What can I know about this part of code?

Question

What does this part of a script do? This is a part of a scrpt in bash

for j in *.* ; do 
    cp $j ../../$name-S$i.gid/data/${j%%.*}$i.${j#*.}
    sed "s/$name-S/$name-S$i/" $j > ../../$name-S$i.gid/data/${j%%.*}$i.${j#*.}
done

I forgot to say that "i", is a parameter that goes from 1 to specific number and "$name" is a part of name of a folder.

Answer 1

This is stupid code. First I rewrite it so that this becomes obvious (I add quoting, too):

for j in *.* ; do 
    target_file="../../$name-S$i.gid/data/${j%%.*}$i.${j#*.}"
    cp "$j" "$target_file"
    sed "s/$name-S/$name-S$i/" "$j" >"$target_file"
done

I.e. a file is copied and immediately afterwards the new file is overwritten. This is done for all files whose name contains a dot (but probably not at the beginning; depends (in bash) on the setting of dotglob).
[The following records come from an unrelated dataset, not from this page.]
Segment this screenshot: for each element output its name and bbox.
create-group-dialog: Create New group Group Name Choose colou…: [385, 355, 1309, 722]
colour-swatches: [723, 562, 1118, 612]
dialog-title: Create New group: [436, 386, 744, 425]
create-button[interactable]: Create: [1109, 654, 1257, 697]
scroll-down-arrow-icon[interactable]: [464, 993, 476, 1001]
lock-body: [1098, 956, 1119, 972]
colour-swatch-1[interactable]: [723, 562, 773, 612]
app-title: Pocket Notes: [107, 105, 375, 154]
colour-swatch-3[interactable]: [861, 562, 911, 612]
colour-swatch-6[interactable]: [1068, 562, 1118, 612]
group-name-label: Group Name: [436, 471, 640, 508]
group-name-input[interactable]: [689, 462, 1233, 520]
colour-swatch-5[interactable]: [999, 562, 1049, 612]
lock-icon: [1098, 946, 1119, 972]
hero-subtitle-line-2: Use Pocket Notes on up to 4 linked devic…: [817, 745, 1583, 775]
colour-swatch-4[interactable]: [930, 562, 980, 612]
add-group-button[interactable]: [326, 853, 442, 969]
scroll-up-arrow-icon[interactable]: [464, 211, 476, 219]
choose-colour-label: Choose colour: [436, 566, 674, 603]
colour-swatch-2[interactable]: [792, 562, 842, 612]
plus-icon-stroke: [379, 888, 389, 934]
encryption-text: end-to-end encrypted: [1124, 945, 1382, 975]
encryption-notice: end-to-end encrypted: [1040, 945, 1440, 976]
The target file path is constructed as:

1. Put it in another directory.

2. Erase the file extension (all parts of it, i.e. everything from the first dot).

3. Add the number i and then the old extension.

The sed call replaces only the first (intentional limitation?) occurrance of $name-S (i.e. its expansion) in a line by $name-S$i (its expansion again).